There have certainly been some rough waters for the Government of National Unity, over such legislation as National Health Insurance, the Basic Education Laws Amendment Act (the latter signed by the President over the head of his education minister, evidently to make a point about who is in charge) and the SABC Bill.
Adriaan Basson dismissed the stresses around these matters as mere politicking. “Differences between the two main GNU parties, the ANC and DA, will vanish if they can get the economy to grow and the employment scoreboard to tick over,” he wrote.
Basson’s contentions are not without validity, but it rather fails to recognise the profound political difference within the GNU, and the extent to which these have a bearing on the country’s prospects for resolving its momentous problems – the failure to grow chief among them, and the crippling unemployment malaise an outgrowth of it. Policy matters, and if any issue is a bellwether of this, it is the question of property rights.
This is particularly so as the legislative programme – at least formally, of the government – retains the controversial Expropriation Bill. And as I pointed out in this space a few weeks ago, it remains key to empowering the state to confiscate private property, and pushing forward with the “EWC agenda” of expropriation without compensation.
Too often, the assumption is that empowering an intrusive state to abridge property rights and to seize assets will produce justice. This is, however, contradicted by international experience and also by the conduct of the South African state thus far.
Property rights are indeed human rights, and are recognised as such in international conventions and South Africa’s Constitution. Disregarding them has frequently inflicted grave injustices on societies, making them less free and less prosperous. I would like to point to a 2021 report − A True ‘Human Right’: Why Property Rights are Indispensable, available on our website, irr.org.za – for anyone wishing to explore the matter in more detail. In Africa, the denial of property rights to women creates an especial burden, which the IRR has detailed in another report, Property Rights Belong To All: Women and Property Rights in Sub-Saharan Africa, published in 2020.

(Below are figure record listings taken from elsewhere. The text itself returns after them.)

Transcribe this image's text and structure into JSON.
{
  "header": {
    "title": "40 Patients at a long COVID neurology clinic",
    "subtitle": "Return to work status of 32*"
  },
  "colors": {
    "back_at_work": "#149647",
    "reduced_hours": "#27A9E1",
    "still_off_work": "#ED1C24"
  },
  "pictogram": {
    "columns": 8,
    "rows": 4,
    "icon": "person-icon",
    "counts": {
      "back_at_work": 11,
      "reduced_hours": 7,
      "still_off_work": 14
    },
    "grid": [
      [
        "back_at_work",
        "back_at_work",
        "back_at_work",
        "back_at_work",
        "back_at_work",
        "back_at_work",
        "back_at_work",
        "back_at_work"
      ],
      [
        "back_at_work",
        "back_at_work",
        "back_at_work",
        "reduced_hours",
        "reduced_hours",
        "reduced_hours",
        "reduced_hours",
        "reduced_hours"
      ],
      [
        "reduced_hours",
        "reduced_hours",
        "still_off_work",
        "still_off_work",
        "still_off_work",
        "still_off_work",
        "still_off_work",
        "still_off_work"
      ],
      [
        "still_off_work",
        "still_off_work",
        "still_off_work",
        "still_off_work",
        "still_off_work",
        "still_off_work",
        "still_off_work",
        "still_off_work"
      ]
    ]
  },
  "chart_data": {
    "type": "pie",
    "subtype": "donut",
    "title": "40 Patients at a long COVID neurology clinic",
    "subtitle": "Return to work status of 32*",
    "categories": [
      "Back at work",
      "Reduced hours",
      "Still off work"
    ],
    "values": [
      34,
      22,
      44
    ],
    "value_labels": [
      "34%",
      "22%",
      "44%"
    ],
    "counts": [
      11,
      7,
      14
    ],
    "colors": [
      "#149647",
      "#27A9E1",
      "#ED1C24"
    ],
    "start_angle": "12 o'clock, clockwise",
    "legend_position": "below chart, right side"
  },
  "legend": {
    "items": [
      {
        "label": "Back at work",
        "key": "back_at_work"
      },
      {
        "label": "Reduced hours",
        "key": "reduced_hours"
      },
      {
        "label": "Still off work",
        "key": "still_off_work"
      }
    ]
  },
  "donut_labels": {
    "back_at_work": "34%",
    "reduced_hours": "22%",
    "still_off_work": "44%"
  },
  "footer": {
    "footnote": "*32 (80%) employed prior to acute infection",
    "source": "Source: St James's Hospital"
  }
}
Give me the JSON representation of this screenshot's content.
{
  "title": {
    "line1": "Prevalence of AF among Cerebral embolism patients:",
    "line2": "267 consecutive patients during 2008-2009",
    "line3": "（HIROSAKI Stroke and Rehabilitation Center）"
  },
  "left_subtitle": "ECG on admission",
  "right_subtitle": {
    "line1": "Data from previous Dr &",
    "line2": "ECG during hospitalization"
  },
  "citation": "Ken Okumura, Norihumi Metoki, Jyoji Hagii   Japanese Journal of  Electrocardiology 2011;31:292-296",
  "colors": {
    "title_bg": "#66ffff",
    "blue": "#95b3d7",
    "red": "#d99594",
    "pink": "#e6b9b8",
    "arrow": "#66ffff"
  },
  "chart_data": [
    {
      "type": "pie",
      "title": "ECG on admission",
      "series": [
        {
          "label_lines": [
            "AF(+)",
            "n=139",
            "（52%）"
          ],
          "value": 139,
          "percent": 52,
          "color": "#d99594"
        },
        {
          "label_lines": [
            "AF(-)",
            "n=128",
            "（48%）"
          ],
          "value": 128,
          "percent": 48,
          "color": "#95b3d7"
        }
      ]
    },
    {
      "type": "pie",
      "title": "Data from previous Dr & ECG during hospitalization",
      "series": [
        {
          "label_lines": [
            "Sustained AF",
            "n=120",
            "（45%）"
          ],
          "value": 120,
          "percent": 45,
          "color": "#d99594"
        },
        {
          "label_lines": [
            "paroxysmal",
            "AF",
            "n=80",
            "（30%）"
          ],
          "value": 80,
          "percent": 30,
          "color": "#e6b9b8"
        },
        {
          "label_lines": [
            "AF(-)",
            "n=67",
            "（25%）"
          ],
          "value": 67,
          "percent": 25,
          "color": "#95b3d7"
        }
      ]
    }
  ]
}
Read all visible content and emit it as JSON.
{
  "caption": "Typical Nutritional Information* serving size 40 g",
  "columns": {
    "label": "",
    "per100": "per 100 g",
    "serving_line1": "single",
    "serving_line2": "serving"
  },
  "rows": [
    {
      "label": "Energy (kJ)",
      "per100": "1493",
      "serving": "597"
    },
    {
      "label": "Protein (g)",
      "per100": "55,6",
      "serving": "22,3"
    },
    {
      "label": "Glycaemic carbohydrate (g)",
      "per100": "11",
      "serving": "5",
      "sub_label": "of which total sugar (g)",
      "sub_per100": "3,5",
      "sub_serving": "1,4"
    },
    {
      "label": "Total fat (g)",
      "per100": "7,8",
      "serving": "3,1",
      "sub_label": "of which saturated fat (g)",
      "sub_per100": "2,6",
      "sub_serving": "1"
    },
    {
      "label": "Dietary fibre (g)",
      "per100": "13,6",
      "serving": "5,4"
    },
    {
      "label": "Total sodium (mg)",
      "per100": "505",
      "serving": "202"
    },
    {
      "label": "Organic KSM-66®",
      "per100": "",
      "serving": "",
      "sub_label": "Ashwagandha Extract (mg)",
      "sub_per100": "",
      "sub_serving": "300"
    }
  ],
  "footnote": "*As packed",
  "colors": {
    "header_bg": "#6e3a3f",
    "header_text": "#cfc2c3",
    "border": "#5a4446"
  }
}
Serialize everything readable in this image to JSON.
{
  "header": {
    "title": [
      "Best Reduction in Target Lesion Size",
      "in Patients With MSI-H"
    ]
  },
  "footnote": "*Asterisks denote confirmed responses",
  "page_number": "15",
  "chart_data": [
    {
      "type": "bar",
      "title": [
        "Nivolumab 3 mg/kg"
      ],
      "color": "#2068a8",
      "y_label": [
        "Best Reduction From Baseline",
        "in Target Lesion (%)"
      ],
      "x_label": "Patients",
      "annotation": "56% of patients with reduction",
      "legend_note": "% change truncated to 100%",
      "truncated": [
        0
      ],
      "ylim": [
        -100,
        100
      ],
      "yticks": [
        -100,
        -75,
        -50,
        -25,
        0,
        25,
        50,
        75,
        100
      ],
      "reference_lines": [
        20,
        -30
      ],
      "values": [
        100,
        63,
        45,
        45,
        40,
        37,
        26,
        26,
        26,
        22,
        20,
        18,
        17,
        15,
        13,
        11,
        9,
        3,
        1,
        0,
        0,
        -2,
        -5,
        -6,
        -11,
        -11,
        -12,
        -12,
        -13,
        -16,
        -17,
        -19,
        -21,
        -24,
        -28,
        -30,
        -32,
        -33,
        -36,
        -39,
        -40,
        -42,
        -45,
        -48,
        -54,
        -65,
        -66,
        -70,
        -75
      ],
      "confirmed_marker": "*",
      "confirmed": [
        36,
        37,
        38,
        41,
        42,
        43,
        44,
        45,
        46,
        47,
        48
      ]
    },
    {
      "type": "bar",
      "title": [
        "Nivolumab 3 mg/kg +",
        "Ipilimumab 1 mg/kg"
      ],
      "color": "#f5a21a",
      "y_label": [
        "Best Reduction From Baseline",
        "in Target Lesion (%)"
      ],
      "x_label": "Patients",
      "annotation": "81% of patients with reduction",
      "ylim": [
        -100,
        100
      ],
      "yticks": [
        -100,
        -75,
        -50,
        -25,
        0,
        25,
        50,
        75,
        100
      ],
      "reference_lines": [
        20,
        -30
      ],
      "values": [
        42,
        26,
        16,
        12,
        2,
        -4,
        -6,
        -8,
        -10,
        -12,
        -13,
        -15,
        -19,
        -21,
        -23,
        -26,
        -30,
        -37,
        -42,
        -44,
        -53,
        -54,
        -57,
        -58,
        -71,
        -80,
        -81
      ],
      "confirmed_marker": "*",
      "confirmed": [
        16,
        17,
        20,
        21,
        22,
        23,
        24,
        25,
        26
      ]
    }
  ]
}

Experience elsewhere has shown that land reform can be a useful means to achieving economic take-off. It must, however, act to build economic dynamism among its beneficiaries and in the economy as a whole. In short, it must extend, not undermine property rights.
What they already own
Hence, we at the IRR argue that an integral part of land reform and restitution needs to be conferring ownership on beneficiaries. In many instances, this is less a case of supplying beneficiaries with new assets than simply given them legal recognition of what they already own. Millions of South Africans live as effective tenants of the state in “townships” and areas under traditional authorities – where, despite often multi-generational occupancy, they still do not own their holdings. This deprives them of important economic assets, and also makes them vulnerable to being deprived of their homes and livelihoods, with little recourse to the law.
Unfortunately, much public discussion is dominated by ideologically inflected narratives on the matter. Take the words of IOL journalist Kamogelo Moichela for example: “Since South Africa’s end of apartheid, land has always been the main concern, with a majority believing that whites stole their land and that now was the time to have it back.”
This is incorrect. Land has in fact never been a major issue for South Africa’s public, certainly not as regards agrarian reform, and not as a priority for government action. There is a vast amount of polling on this. Our opinion poll last year asked respondents to identify the two top issues they wished the government to address. Only 1% mentioned land reform as a first or second priority – close to half (47%) chose employment. This is mirrored by other work, including the latest round (from 2022) of Afrobarometer’s periodic survey. Here, respondents were asked to identify the top three issues, and here the cumulative response for land came in at less than 1%. A little over 50% chose employment.
This is unsurprising. South Africa is an urbanising society, and people’s aspirations – in common with those of similar societies globally – is economic participation in a modern economy with the opportunities for mobility that this provides. Whatever injustices were committed in relation to land – and there were many – it is not a viable means of mass upliftment.
Even politicians pressing for EWC recognise this. Indeed, the EFF, which has made nationalisation of land without compensation a centrepiece of its ideological programme, had to alter its electoral offering to accommodate this reality. Its slogan “Our land and jobs now” was a tacit recognition that demanding land would have very little appeal.
Foundational
The point is that property rights matter to all, and that land reform needs to be seen in its correct perspective. Property rights are foundational to liberty and to prosperity; they are a part of the positive change we seek for the country, not an obstacle to it. Land reform is a just and useful mechanism, but must be conducted rationally, with proper support and finance, and seeking to bolster a new generation of resourceful, independent farmers. The support of existing commercial farmers is critical here.
We must also understand that “land reform” is a programme whose reach will by necessity be limited, since South Africa is no longer an agrarian society – and to advocate land reform as a solution is both inaccurate and reckless. Continuing down this road will keep a deadweight on growth, and a tether on employment creation. Both for the ideological fixations it demonstrates, and the consequences it will have, this could be the ruin of the GNU.